Another contributing factor to knots happens during the cleansing process, explains Batista. "A lot of women jump in the shower, they take the jug of shampoo, and start scrubbing [their hair] like it was a doormat that they were trying to get a stain out of," he mentions. "The reality is, you really should be shampooing your hair as if you were being filmed on television — focusing on the scalp, and letting the water and product run down your hair." This will help lessen the mount of tangles you experience in the long run, while allowing you to fulfill your hair commercial fantasies, because you know you have them. 

Last but not least, tangles also occur when the hair encounters friction. Kim Etheredge, one of the co-founders of Mixed Chicks, suggests pulling your hair into a pineapple style at night to avoid unneeded friction while sleeping. "If you take your hair and put it on the top of your head in a loose ponytail, it helps eliminate the excessive need for detangling," she says. "That way you’re just sleeping on the back of your hair, and not on your curls."
 She also notes that silk or satin bonnets and pillowcases can keep your curls in place and lessen tangles. 

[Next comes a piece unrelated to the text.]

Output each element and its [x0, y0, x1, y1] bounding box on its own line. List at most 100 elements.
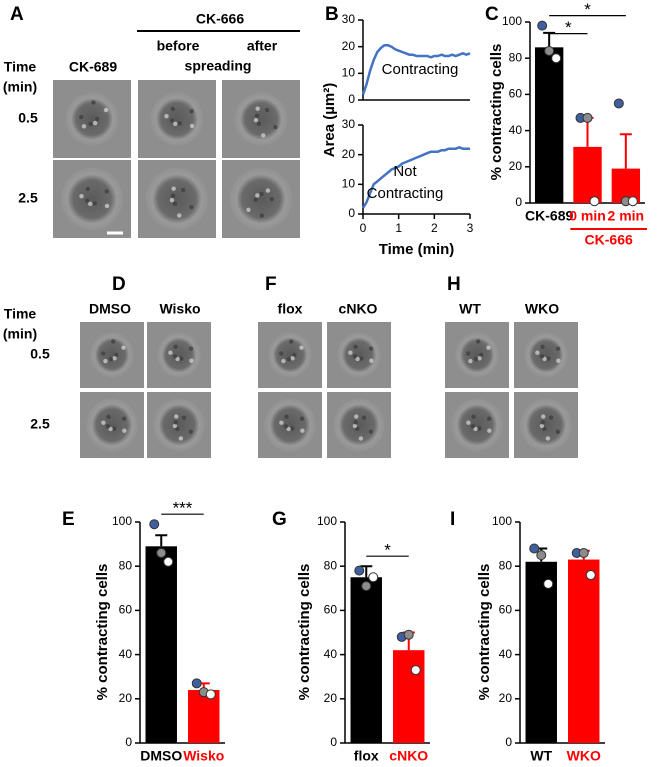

Illustrated by Anna Sudit.
Patience, Patience, & More Patience
At the end of the day, detangling isn't something any of us truly enjoy doing. But, since natural hair is one of the most delicate textures, it's even more important to exercise the act of being patient while doing so. As I can tell you from experience, trying to go through the process in a rush is almost worse, and more damaging, than not doing it at all. As much as we'd like to hope and pray that it could be a one and done operation, it's not. It's important to keep in mind that it will take time. "I feel like sometimes we’re just rushing and we want to be efficient and we think ‘Ugh, this should only take five minutes,’ and in rushing you take shortcuts and you really can’t," warns Price. “If you don’t have the time, don’t wash it right now or don’t detangle it right now. Do it when you have that time to dedicate to it."

While you're slowly but surely working that comb through your hair and come across those inevitable knots, might we reiterate that conditioner is a natural girl’s best weapon. "If you have a knot in your hair. It can always be worked out with product," notes Etheredge. "It’s like the old tale of when you have gum in your hair. You can always work things out."